MacDougal catches waterspouts

ESSEX - While he has not videotaped the elusive creature of Lake Champlain, Andy MacDougal does have video and photographic proof of something that is seldom seen on its shores: a waterspout.

"Before my video, winter waterspouts were only photographed five times - ever," MacDougal said. "I didn't realize that it was so rare at the time."

MacDougal said Lake Champlain may not be alone with the phenomenon that is a waterspout.

"There may very well be these waterspouts over the great lakes or other large fresh water bodies quite often, yet nobody there to catch it on film," MacDougal said. "The folks I contacted at the NOAA (National Oceanice and Atmospheric Administration) were quite excited about the video and did the extensive write up."

MacDougal said the first waterspout sighting he had was on Jan. 15, 2009, and he sent the information to the NOAA, which then published a story based on his findings and results.

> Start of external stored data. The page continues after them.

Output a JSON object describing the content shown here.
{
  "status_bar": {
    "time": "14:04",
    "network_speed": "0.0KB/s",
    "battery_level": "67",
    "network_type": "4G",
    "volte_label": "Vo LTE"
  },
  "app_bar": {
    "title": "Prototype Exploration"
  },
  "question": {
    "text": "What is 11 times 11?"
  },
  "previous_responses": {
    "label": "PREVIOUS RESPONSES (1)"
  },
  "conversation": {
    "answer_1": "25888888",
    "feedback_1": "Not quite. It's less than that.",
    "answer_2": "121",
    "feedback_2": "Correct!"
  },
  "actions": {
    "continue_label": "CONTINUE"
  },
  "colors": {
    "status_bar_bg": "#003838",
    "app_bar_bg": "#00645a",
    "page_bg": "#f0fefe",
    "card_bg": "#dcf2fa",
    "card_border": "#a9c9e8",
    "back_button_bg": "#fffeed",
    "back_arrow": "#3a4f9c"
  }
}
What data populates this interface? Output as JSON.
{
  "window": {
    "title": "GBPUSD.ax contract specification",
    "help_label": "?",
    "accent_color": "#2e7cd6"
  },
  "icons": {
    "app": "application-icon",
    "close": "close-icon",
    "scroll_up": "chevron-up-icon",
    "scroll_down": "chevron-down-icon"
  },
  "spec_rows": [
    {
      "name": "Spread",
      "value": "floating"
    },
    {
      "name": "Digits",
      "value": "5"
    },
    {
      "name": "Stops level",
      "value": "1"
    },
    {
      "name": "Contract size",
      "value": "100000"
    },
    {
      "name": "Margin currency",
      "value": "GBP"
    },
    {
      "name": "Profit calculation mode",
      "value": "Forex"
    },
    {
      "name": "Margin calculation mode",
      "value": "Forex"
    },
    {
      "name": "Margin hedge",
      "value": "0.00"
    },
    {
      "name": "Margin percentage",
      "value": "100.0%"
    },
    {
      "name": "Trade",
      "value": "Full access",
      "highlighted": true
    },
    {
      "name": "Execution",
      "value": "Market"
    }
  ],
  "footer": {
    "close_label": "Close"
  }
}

Most recently, MacDougal recorded a double waterspout along the Essex shoreline of Lake Champlain the day after Christmas, watching as the two waterspouts moved around between the water and the clouds.

"There are actually two visible waterspouts, one quite thin and moving from left to right across my screen, and one that develops into a larger funnel and remained mostly stationary," he said.

According to NOAA, a waterspout is a narrow, rotating column of air that forms over water, and appears as a condensation funnel which extends from the water surface to a cumuliform cloud above.

What makes the formation of a waterspout on Lake Champlain even more amazing is the fact that NOAA states they are more commonly found in warmer, not colder, climates.

"Waterspouts are most common in tropical environs (e.g., near the Florida Keys), but have been documented in arctic air masses," said the NOAA release which accompanied MacDougal's waterspout findings. "Unlike tornadoes - which typically develop with supercell thunderstorms - waterspouts are commonly observed from just modest lines of cumulus congestus clouds, as occurred over Lake Champlain on 15 January 2009."

MacDougal said he hopes others will now keep their eyes on the lake in search of the rare waterspouts that appear to climb from the lake and into the heavens.